Internationalmedia.co.id Presiden Amerika Serikat, Donald Trump, mengklaim telah mencapai kesepakatan kerangka kerja terkait Greenland yang memuaskan dirinya. Pernyataan ini muncul usai pertemuannya dengan Sekretaris Jenderal NATO, Mark Rutte, di Forum Ekonomi Dunia di Davos, Swiss.
Trump, dalam unggahannya di platform Truth Social, menyatakan bahwa kesepakatan ini terkait masa depan Greenland dan seluruh Wilayah Arktik.

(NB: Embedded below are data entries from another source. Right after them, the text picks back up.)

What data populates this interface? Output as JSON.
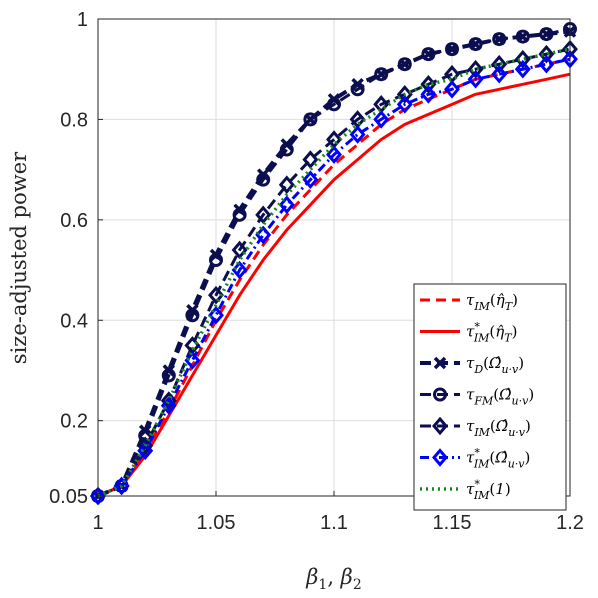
{
  "chart_data": {
    "type": "line",
    "xlabel": "β1, β2",
    "ylabel": "size-adjusted power",
    "xlim": [
      1,
      1.2
    ],
    "ylim": [
      0.05,
      1
    ],
    "x_ticks": [
      "1",
      "1.05",
      "1.1",
      "1.15",
      "1.2"
    ],
    "y_ticks": [
      "0.05",
      "0.2",
      "0.4",
      "0.6",
      "0.8",
      "1"
    ],
    "grid": true,
    "legend_position": "bottom-right",
    "x": [
      1.0,
      1.01,
      1.02,
      1.03,
      1.04,
      1.05,
      1.06,
      1.07,
      1.08,
      1.09,
      1.1,
      1.11,
      1.12,
      1.13,
      1.14,
      1.15,
      1.16,
      1.17,
      1.18,
      1.19,
      1.2
    ],
    "series": [
      {
        "name": "τIM(η̂T)",
        "color": "#ff0000",
        "dash": "10,6",
        "marker": "none",
        "width": 3,
        "values": [
          0.05,
          0.07,
          0.14,
          0.22,
          0.31,
          0.4,
          0.48,
          0.55,
          0.61,
          0.66,
          0.71,
          0.75,
          0.79,
          0.82,
          0.84,
          0.86,
          0.88,
          0.89,
          0.9,
          0.91,
          0.92
        ]
      },
      {
        "name": "τ*IM(η̂T)",
        "color": "#ff0000",
        "dash": "",
        "marker": "none",
        "width": 3,
        "values": [
          0.05,
          0.07,
          0.13,
          0.21,
          0.29,
          0.37,
          0.45,
          0.52,
          0.58,
          0.63,
          0.68,
          0.72,
          0.76,
          0.79,
          0.81,
          0.83,
          0.85,
          0.86,
          0.87,
          0.88,
          0.89
        ]
      },
      {
        "name": "τD(Ω̂u·v)",
        "color": "#0b0e4f",
        "dash": "11,6",
        "marker": "x",
        "width": 4,
        "values": [
          0.05,
          0.07,
          0.18,
          0.3,
          0.42,
          0.53,
          0.62,
          0.69,
          0.75,
          0.8,
          0.84,
          0.87,
          0.89,
          0.91,
          0.93,
          0.94,
          0.95,
          0.96,
          0.965,
          0.97,
          0.975
        ]
      },
      {
        "name": "τFM(Ω̂u·v)",
        "color": "#0b0e4f",
        "dash": "11,6",
        "marker": "circle",
        "width": 3,
        "values": [
          0.05,
          0.07,
          0.17,
          0.29,
          0.41,
          0.52,
          0.61,
          0.68,
          0.74,
          0.8,
          0.83,
          0.86,
          0.89,
          0.91,
          0.93,
          0.94,
          0.95,
          0.96,
          0.965,
          0.97,
          0.98
        ]
      },
      {
        "name": "τIM(Ω̂u·v)",
        "color": "#0b0e4f",
        "dash": "11,6",
        "marker": "diamond",
        "width": 3,
        "values": [
          0.05,
          0.07,
          0.15,
          0.24,
          0.35,
          0.45,
          0.54,
          0.61,
          0.67,
          0.72,
          0.76,
          0.8,
          0.83,
          0.85,
          0.87,
          0.89,
          0.9,
          0.91,
          0.92,
          0.93,
          0.94
        ]
      },
      {
        "name": "τ*IM(Ω̂u·v)",
        "color": "#0000ff",
        "dash": "9,4,2,4",
        "marker": "diamond",
        "width": 3,
        "values": [
          0.05,
          0.07,
          0.14,
          0.23,
          0.32,
          0.41,
          0.5,
          0.57,
          0.63,
          0.68,
          0.73,
          0.77,
          0.8,
          0.83,
          0.85,
          0.86,
          0.88,
          0.89,
          0.9,
          0.91,
          0.92
        ]
      },
      {
        "name": "τ*IM(1)",
        "color": "#1c8a1c",
        "dash": "2,4",
        "marker": "none",
        "width": 3.5,
        "values": [
          0.05,
          0.07,
          0.15,
          0.24,
          0.34,
          0.43,
          0.52,
          0.59,
          0.65,
          0.7,
          0.75,
          0.79,
          0.82,
          0.85,
          0.87,
          0.88,
          0.9,
          0.91,
          0.92,
          0.93,
          0.94
        ]
      }
    ]
  }
}
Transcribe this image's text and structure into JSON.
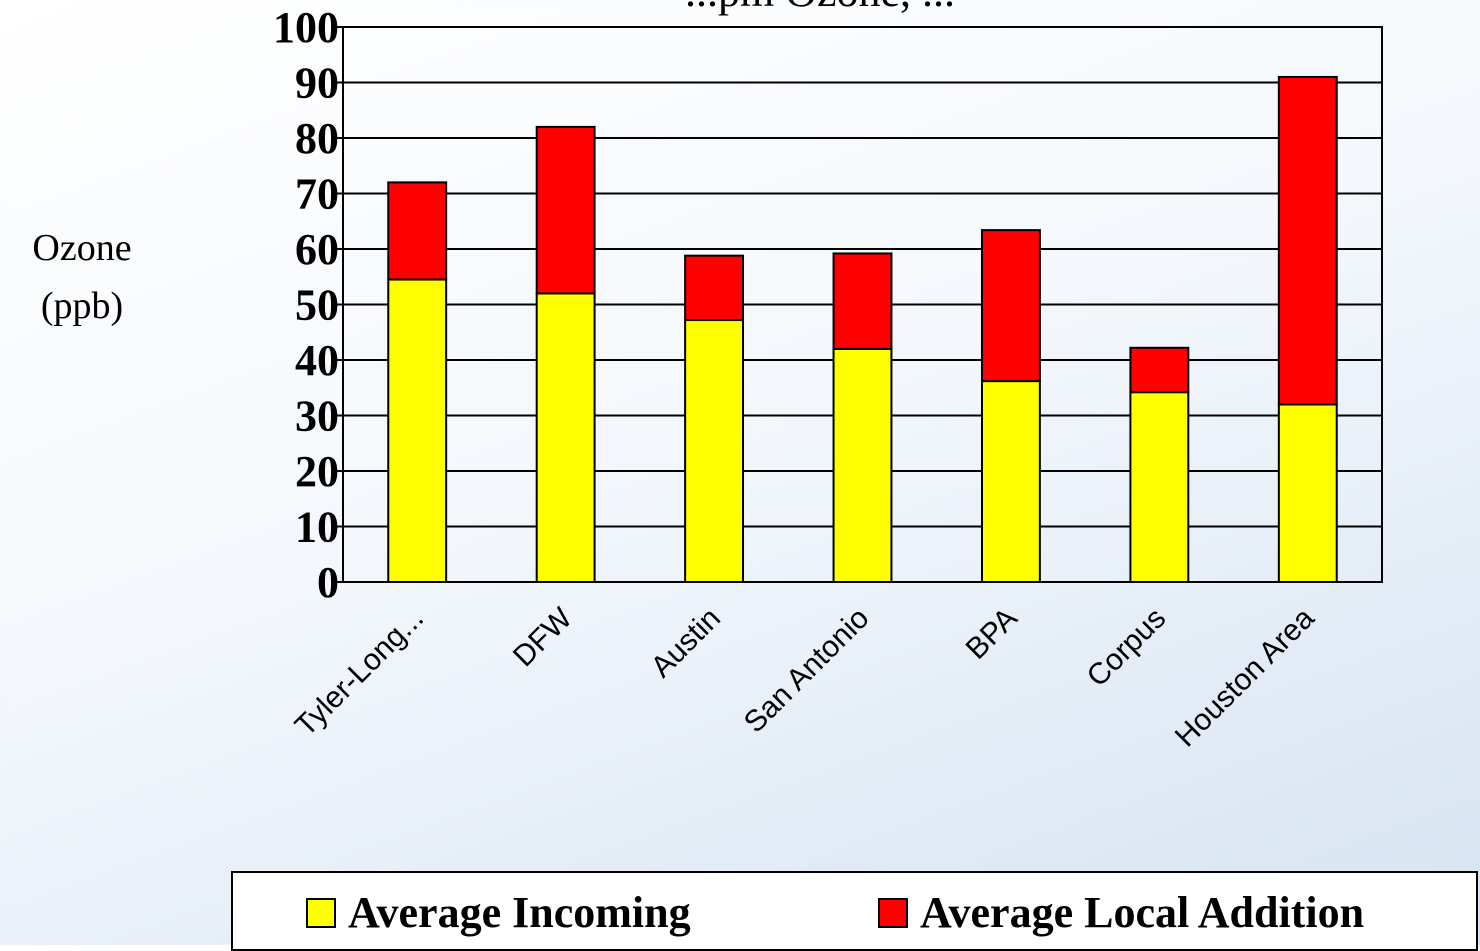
{
  "chart_data": {
    "type": "bar",
    "stacked": true,
    "title": "...pm Ozone, ...",
    "ylabel": "Ozone (ppb)",
    "ylabel_lines": [
      "Ozone",
      "(ppb)"
    ],
    "ylim": [
      0,
      100
    ],
    "yticks": [
      "0",
      "10",
      "20",
      "30",
      "40",
      "50",
      "60",
      "70",
      "80",
      "90",
      "100"
    ],
    "grid": true,
    "categories": [
      "Tyler-Long...",
      "DFW",
      "Austin",
      "San Antonio",
      "BPA",
      "Corpus",
      "Houston Area"
    ],
    "series": [
      {
        "name": "Average Incoming",
        "color": "#ffff00",
        "values": [
          54.5,
          52,
          47.2,
          42,
          36.2,
          34.2,
          32
        ]
      },
      {
        "name": "Average Local Addition",
        "color": "#ff0000",
        "values": [
          17.5,
          30,
          11.6,
          17.2,
          27.2,
          8,
          59
        ]
      }
    ],
    "legend_position": "bottom"
  }
}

Ia bahkan menyebut akan membatalkan tarif yang sebelumnya dijanjikan terhadap Denmark dan sekutu Eropa yang mengirim pasukan ke Greenland.

"Kami telah membentuk kerangka kesepakatan masa depan terkait Greenland dan, pada kenyataannya, seluruh Wilayah Arktik," kata Trump.
Kepada wartawan, Trump mengklaim bahwa kesepakatan ini memberikan "semua yang kami inginkan" dan akan berlaku "selamanya". Namun, ia tidak memberikan rincian spesifik mengenai isi kesepakatan tersebut, termasuk apakah Amerika Serikat akan mendapatkan kedaulatan atas pulau tersebut.
"Ini adalah kesepakatan jangka panjang yang paling utama," ujar Trump. "Saya pikir ini menempatkan semua orang pada posisi yang sangat baik, terutama yang berkaitan dengan keamanan, mineral, dan segala hal lainnya," imbuhnya.
Juru bicara NATO, Allison Hart, menyatakan bahwa sekutu akan membahas kerangka kerja yang menanggapi klaim Trump bahwa pulau itu tidak terlindungi dari Rusia atau China.
"Negosiasi antara Denmark, Greenland, dan Amerika Serikat akan terus berlanjut dengan tujuan untuk memastikan bahwa Rusia dan China tidak pernah mendapatkan pijakan-secara ekonomi atau militer-di Greenland," kata Hart seperti dikutip internationalmedia.co.id.